WASHINGTON —The ethereal ultraviolet glow, or aurora, that illuminates Saturn’s upper atmosphere near the planet’s poles is pulsing, recent observations show. What’s more, the glow waxes and wanes in conjunction with perplexing radio emissions that also emanate from the ringed planet.

For years, scientists have puzzled over inexplicable variations in the timing of those radio pulsations. Now, the new-found aurora behaviour may offer a vital clue to what is going on. 

“This is an important discovery because it provides a long-suspected, but hitherto missing, link between the radio and auroral emissions,” said Jonathan Nichols, a physics and astronomy researcher at the University of Leicester who led the study. 

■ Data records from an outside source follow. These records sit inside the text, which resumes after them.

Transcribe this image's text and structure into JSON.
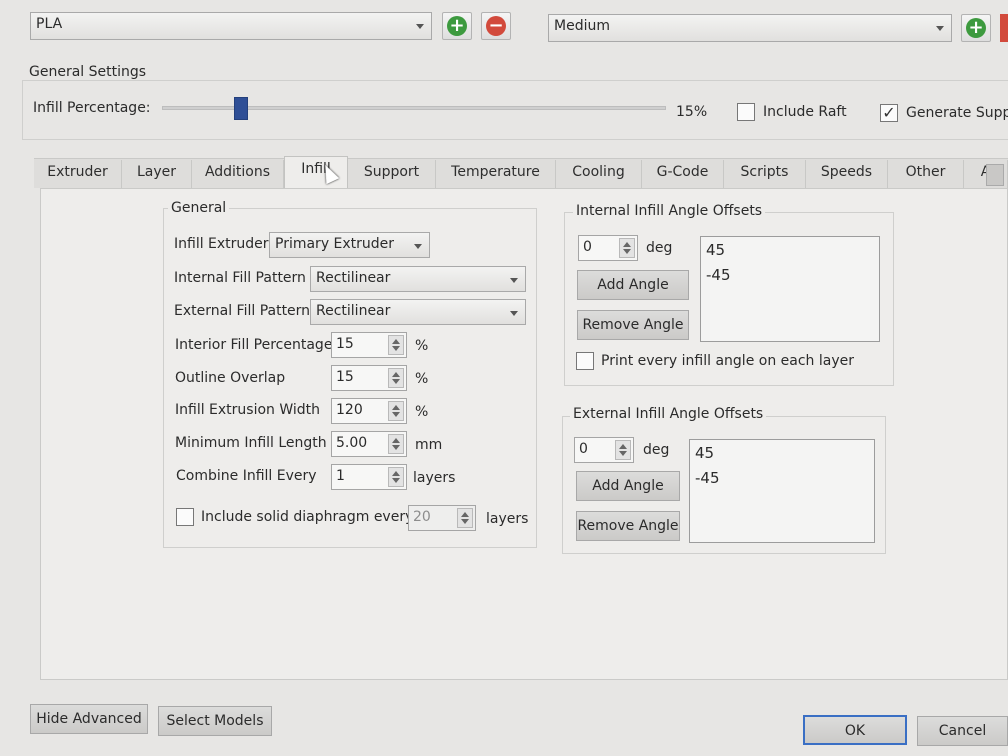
{
  "profiles": {
    "material": "PLA",
    "quality": "Medium"
  },
  "general_settings": {
    "title": "General Settings",
    "infill_label": "Infill Percentage:",
    "infill_value": "15%",
    "infill_fraction": 0.15,
    "include_raft": "Include Raft",
    "include_raft_checked": false,
    "generate_support": "Generate Suppo",
    "generate_support_checked": true
  },
  "tabs": [
    "Extruder",
    "Layer",
    "Additions",
    "Infill",
    "Support",
    "Temperature",
    "Cooling",
    "G-Code",
    "Scripts",
    "Speeds",
    "Other",
    "A"
  ],
  "active_tab": "Infill",
  "infill_general": {
    "title": "General",
    "infill_extruder_label": "Infill Extruder",
    "infill_extruder_value": "Primary Extruder",
    "internal_pattern_label": "Internal Fill Pattern",
    "internal_pattern_value": "Rectilinear",
    "external_pattern_label": "External Fill Pattern",
    "external_pattern_value": "Rectilinear",
    "interior_fill_label": "Interior Fill Percentage",
    "interior_fill_value": "15",
    "interior_fill_unit": "%",
    "outline_overlap_label": "Outline Overlap",
    "outline_overlap_value": "15",
    "outline_overlap_unit": "%",
    "extrusion_width_label": "Infill Extrusion Width",
    "extrusion_width_value": "120",
    "extrusion_width_unit": "%",
    "min_length_label": "Minimum Infill Length",
    "min_length_value": "5.00",
    "min_length_unit": "mm",
    "combine_label": "Combine Infill Every",
    "combine_value": "1",
    "combine_unit": "layers",
    "diaphragm_label": "Include solid diaphragm every",
    "diaphragm_value": "20",
    "diaphragm_unit": "layers",
    "diaphragm_checked": false
  },
  "internal_angles": {
    "title": "Internal Infill Angle Offsets",
    "angle_value": "0",
    "unit": "deg",
    "add_label": "Add Angle",
    "remove_label": "Remove Angle",
    "list": [
      "45",
      "-45"
    ],
    "print_every_label": "Print every infill angle on each layer",
    "print_every_checked": false
  },
  "external_angles": {
    "title": "External Infill Angle Offsets",
    "angle_value": "0",
    "unit": "deg",
    "add_label": "Add Angle",
    "remove_label": "Remove Angle",
    "list": [
      "45",
      "-45"
    ]
  },
  "footer": {
    "hide_advanced": "Hide Advanced",
    "select_models": "Select Models",
    "ok": "OK",
    "cancel": "Cancel"
  }
}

Saturn, like other magnetized planets, emits radio waves into space from the polar regions. These radio emissions pulse with a period near to 11 hours, and the timing of the pulses was originally thought to represent the rotation of the planet. However, over the years since the Voyager satellite missions, which flew past Saturn in 1980 and 1981, the period of the pulsing of the radio emissions has varied. Since the rotation of a planet cannot be easily sped up or slowed down, the hunt for the source of the varying radio period has become one of the most perplexing puzzles in planetary science. 

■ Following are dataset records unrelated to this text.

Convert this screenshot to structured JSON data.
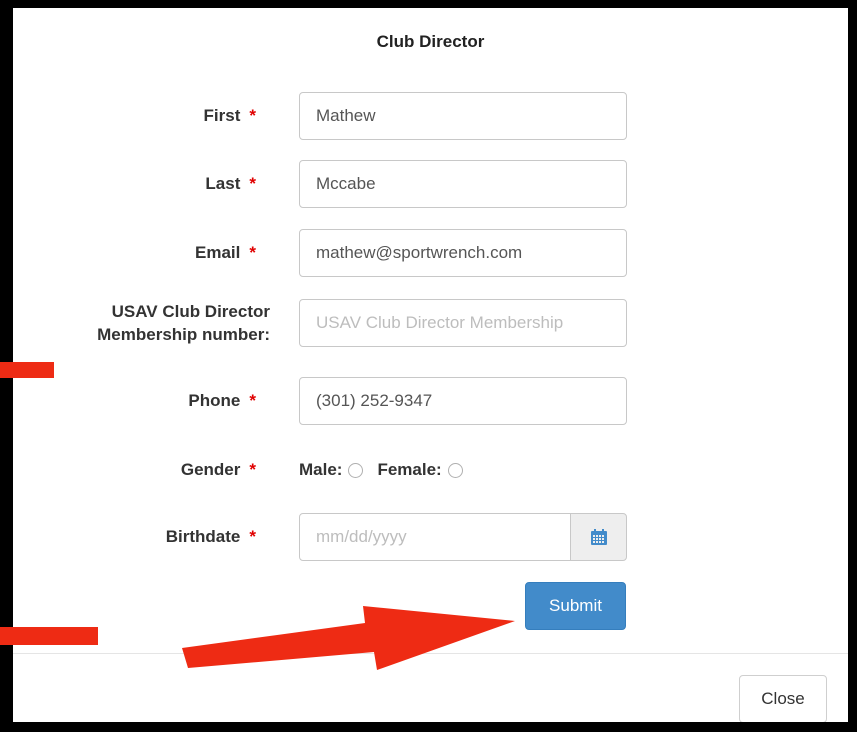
{
  "modal": {
    "title": "Club Director"
  },
  "form": {
    "first": {
      "label": "First",
      "required": "*",
      "value": "Mathew"
    },
    "last": {
      "label": "Last",
      "required": "*",
      "value": "Mccabe"
    },
    "email": {
      "label": "Email",
      "required": "*",
      "value": "mathew@sportwrench.com"
    },
    "usav": {
      "label_line1": "USAV Club Director",
      "label_line2": "Membership number:",
      "placeholder": "USAV Club Director Membership"
    },
    "phone": {
      "label": "Phone",
      "required": "*",
      "value": "(301) 252-9347"
    },
    "gender": {
      "label": "Gender",
      "required": "*",
      "male": "Male:",
      "female": "Female:"
    },
    "birthdate": {
      "label": "Birthdate",
      "required": "*",
      "placeholder": "mm/dd/yyyy",
      "icon": "calendar-icon"
    }
  },
  "buttons": {
    "submit": "Submit",
    "close": "Close"
  },
  "colors": {
    "primary": "#428bca",
    "required": "#e00000",
    "annotation_arrow": "#ee2b14"
  }
}
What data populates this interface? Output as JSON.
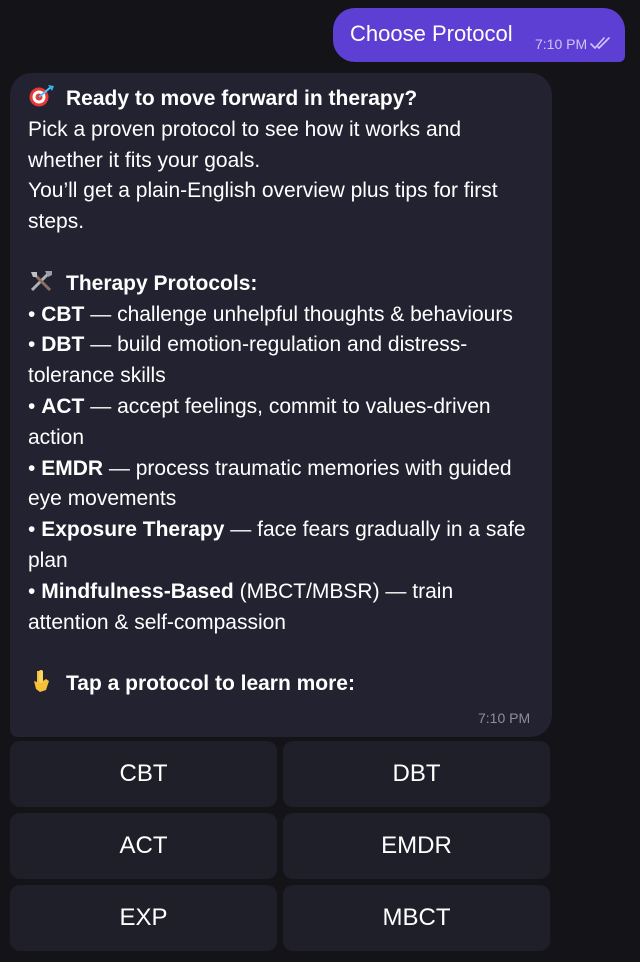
{
  "outgoing": {
    "text": "Choose Protocol",
    "time": "7:10 PM",
    "status_icon": "double-check-icon"
  },
  "incoming": {
    "heading": "Ready to move forward in therapy?",
    "heading_icon": "target-dart-emoji",
    "intro_1": "Pick a proven protocol to see how it works and whether it fits your goals.",
    "intro_2": "You’ll get a plain-English overview plus tips for first steps.",
    "protocols_heading": "Therapy Protocols:",
    "protocols_icon": "tools-emoji",
    "protocols": [
      {
        "name": "CBT",
        "desc": "challenge unhelpful thoughts & behaviours"
      },
      {
        "name": "DBT",
        "desc": "build emotion-regulation and distress-tolerance skills"
      },
      {
        "name": "ACT",
        "desc": "accept feelings, commit to values-driven action"
      },
      {
        "name": "EMDR",
        "desc": "process traumatic memories with guided eye movements"
      },
      {
        "name": "Exposure Therapy",
        "desc": "face fears gradually in a safe plan"
      },
      {
        "name": "Mindfulness-Based",
        "extra": "(MBCT/MBSR)",
        "desc": "train attention & self-compassion"
      }
    ],
    "cta": "Tap a protocol to learn more:",
    "cta_icon": "pointing-down-hand-emoji",
    "time": "7:10 PM",
    "bullet": "•",
    "dash": "—"
  },
  "keyboard": {
    "buttons": [
      "CBT",
      "DBT",
      "ACT",
      "EMDR",
      "EXP",
      "MBCT"
    ]
  },
  "colors": {
    "background": "#141418",
    "outgoing_bubble": "#5d3fd3",
    "incoming_bubble": "#232230",
    "keyboard_button": "#1e1f28"
  }
}
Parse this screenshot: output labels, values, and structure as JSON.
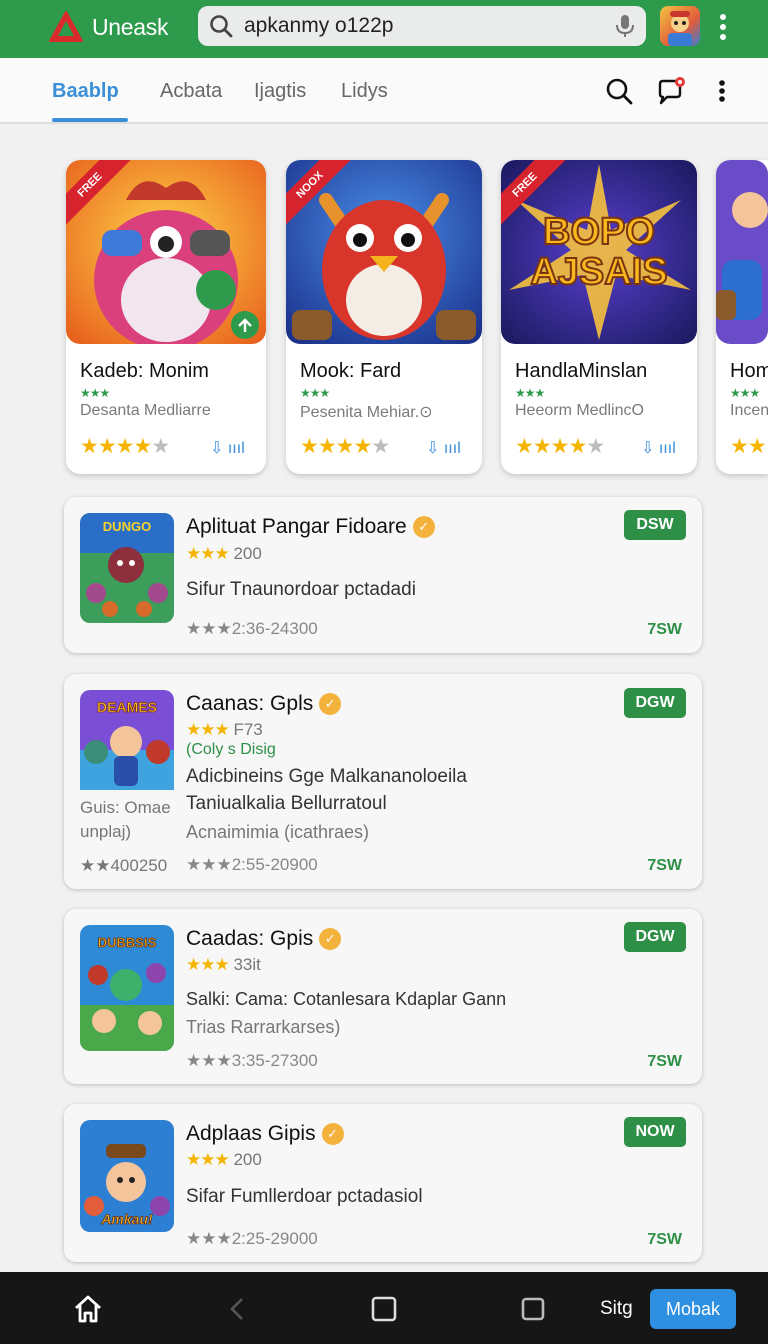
{
  "header": {
    "app_name": "Uneask",
    "search_value": "apkanmy o122p",
    "icons": [
      "warning-triangle-icon",
      "search-icon",
      "mic-icon",
      "avatar",
      "more-vert-icon"
    ],
    "colors": {
      "brand_green": "#2e9a4c",
      "accent_blue": "#3b8fd9"
    }
  },
  "tabs": {
    "items": [
      {
        "label": "Baablp",
        "active": true
      },
      {
        "label": "Acbata",
        "active": false
      },
      {
        "label": "Ijagtis",
        "active": false
      },
      {
        "label": "Lidys",
        "active": false
      }
    ],
    "icons": [
      "search-icon",
      "chat-alert-icon",
      "more-vert-icon"
    ]
  },
  "featured": [
    {
      "badge": "FREE",
      "name": "Kadeb: Monim",
      "minis": "★★★",
      "developer": "Desanta Medliarre",
      "rating": 4,
      "download_label": "⇩ ıııl",
      "art_title": ""
    },
    {
      "badge": "NOOX",
      "name": "Mook: Fard",
      "minis": "★★★",
      "developer": "Pesenita Mehiar.⊙",
      "rating": 4,
      "download_label": "⇩ ıııl",
      "art_title": ""
    },
    {
      "badge": "FREE",
      "name": "HandlaMinslan",
      "minis": "★★★",
      "developer": "Heeorm MedlincO",
      "rating": 4,
      "download_label": "⇩ ıııl",
      "art_title": "BOPO AJSAIS"
    },
    {
      "badge": "",
      "name": "Hom",
      "minis": "★★★",
      "developer": "Incen",
      "rating": 1,
      "download_label": "",
      "art_title": ""
    }
  ],
  "list": [
    {
      "title": "Aplituat Pangar Fidoare",
      "rating_stars": "★★★",
      "rating_count": "200",
      "line1": "Sifur Tnaunordoar pctadadi",
      "meta": "★★★2:36-24300",
      "button": "DSW",
      "size": "7SW",
      "thumb_title": "DUNGO"
    },
    {
      "title": "Caanas: Gpls",
      "rating_stars": "★★★",
      "rating_count": "F73",
      "green_text": "(Coly s Disig",
      "line1": "Adicbineins Gge Malkananoloeila",
      "line2": "Taniualkalia Bellurratoul",
      "sub": "Acnaimimia (icathraes)",
      "left_note_1": "Guis: Omae",
      "left_note_2": "unplaj)",
      "left_meta": "★★400250",
      "meta": "★★★2:55-20900",
      "button": "DGW",
      "size": "7SW",
      "thumb_title": "DEAMES"
    },
    {
      "title": "Caadas: Gpis",
      "rating_stars": "★★★",
      "rating_count": "33it",
      "line1": "Salki: Cama: Cotanlesara Kdaplar Gann",
      "sub": "Trias Rarrarkarses)",
      "meta": "★★★3:35-27300",
      "button": "DGW",
      "size": "7SW",
      "thumb_title": "DUBBSIS"
    },
    {
      "title": "Adplaas Gipis",
      "rating_stars": "★★★",
      "rating_count": "200",
      "line1": "Sifar Fumllerdoar pctadasiol",
      "meta": "★★★2:25-29000",
      "button": "NOW",
      "size": "7SW",
      "thumb_title": "Amkau!"
    }
  ],
  "bottom_nav": {
    "icons": [
      "home-icon",
      "back-icon",
      "recents-icon",
      "square-icon"
    ],
    "text": "Sitg",
    "button": "Mobak"
  }
}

Now, in a paper to be published in Geophysical Research Letters, a publication of the American Geophysical Union, the researchers use images from the NASA/ESA Hubble Space Telescope of Saturn’s auroras obtained between 2005–2009 to show that the auroras pulse in tandem with the radio emissions.

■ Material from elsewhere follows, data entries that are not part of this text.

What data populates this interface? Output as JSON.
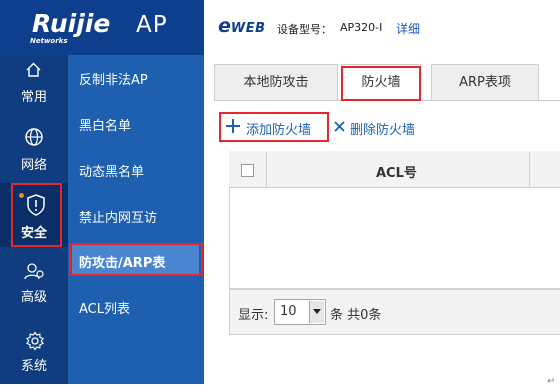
{
  "brand": {
    "logo": "Ruijie",
    "logo_sub": "Networks",
    "product": "AP",
    "eweb": "eWEB"
  },
  "header": {
    "model_label": "设备型号：",
    "model_value": "AP320-I",
    "detail_link": "详细"
  },
  "icon_nav": {
    "items": [
      {
        "label": "常用",
        "icon": "home-icon"
      },
      {
        "label": "网络",
        "icon": "globe-icon"
      },
      {
        "label": "安全",
        "icon": "shield-icon",
        "active": true
      },
      {
        "label": "高级",
        "icon": "users-icon"
      },
      {
        "label": "系统",
        "icon": "gear-icon"
      }
    ]
  },
  "submenu": {
    "items": [
      {
        "label": "反制非法AP"
      },
      {
        "label": "黑白名单"
      },
      {
        "label": "动态黑名单"
      },
      {
        "label": "禁止内网互访"
      },
      {
        "label": "防攻击/ARP表",
        "active": true
      },
      {
        "label": "ACL列表"
      }
    ]
  },
  "tabs": [
    {
      "label": "本地防攻击"
    },
    {
      "label": "防火墙",
      "active": true
    },
    {
      "label": "ARP表项"
    }
  ],
  "toolbar": {
    "add_label": "添加防火墙",
    "delete_label": "删除防火墙"
  },
  "table": {
    "columns": [
      "ACL号"
    ],
    "rows": []
  },
  "pager": {
    "show_label": "显示:",
    "page_size": "10",
    "count_label": "条 共0条"
  },
  "colors": {
    "nav_dark": "#0f3d80",
    "submenu": "#1e5fb0",
    "highlight_red": "#e8262b",
    "link_blue": "#1f5fb5"
  }
}
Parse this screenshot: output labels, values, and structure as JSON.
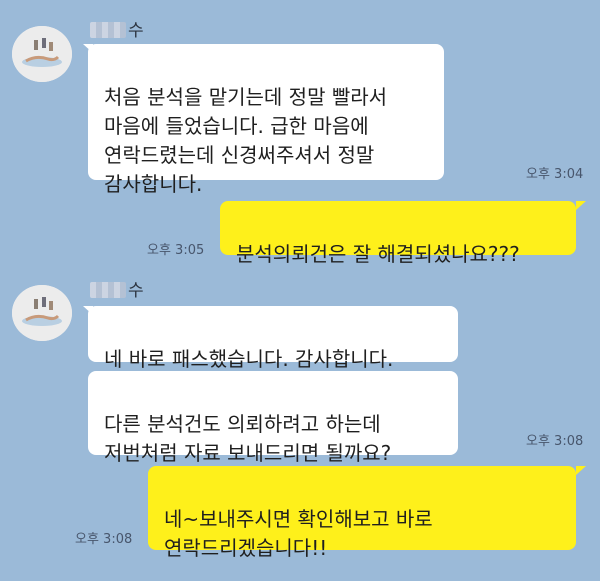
{
  "chat": {
    "messages": [
      {
        "id": "m1",
        "direction": "incoming",
        "sender_suffix": "수",
        "text": "처음 분석을 맡기는데 정말 빨라서\n마음에 들었습니다. 급한 마음에\n연락드렸는데 신경써주셔서 정말\n감사합니다.",
        "time": "오후 3:04"
      },
      {
        "id": "m2",
        "direction": "outgoing",
        "text": "분석의뢰건은 잘 해결되셨나요???",
        "time": "오후 3:05"
      },
      {
        "id": "m3",
        "direction": "incoming",
        "sender_suffix": "수",
        "text": "네  바로 패스했습니다. 감사합니다.",
        "time": ""
      },
      {
        "id": "m4",
        "direction": "incoming",
        "text": "다른 분석건도 의뢰하려고 하는데\n저번처럼 자료 보내드리면 될까요?",
        "time": "오후 3:08"
      },
      {
        "id": "m5",
        "direction": "outgoing",
        "text": "네~보내주시면 확인해보고 바로\n연락드리겠습니다!!",
        "time": "오후 3:08"
      }
    ]
  },
  "colors": {
    "background": "#9bbad8",
    "incoming_bubble": "#ffffff",
    "outgoing_bubble": "#fef01b",
    "time_text": "#48566c"
  },
  "icons": {
    "avatar": "profile-avatar-icon"
  }
}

Auroras, known as the northern and southern lights on Earth, are caused when charged particles in space are funnelled along a planet’s magnetic field into the planet’s upper atmosphere near the poles, whereupon they impact the atmosphere, causing them to glow. This happens when a planet’s magnetic field is stressed by, for example, the buffeting from the stream of particles emitted by the Sun, or when moons such as Enceladus or Io expel material into the near-planet space. 

Saturn’s radio waves were long suspected to be emitted by the charged particles as they hurtle toward the poles, but no radio-like pulsing had been observed in Saturn’s aurora. However, Nichols and his colleagues found that by using the timing of the radio pulses as a guide to organizing auroral data, and by stacking the results from all the Hubble Saturn auroral images from 2005–2009 on top of each other, the auroral pulses finally revealed themselves. 

“This link is important since it implies that the pulsing of the radio emissions is being imparted by the processes driving Saturn’s aurora, which in turn can be studied by the NASA/ESA spacecraft Cassini, presently in orbit around Saturn,” Nichols said. “It thus takes us a significant step toward solving the mystery of the variable radio period.”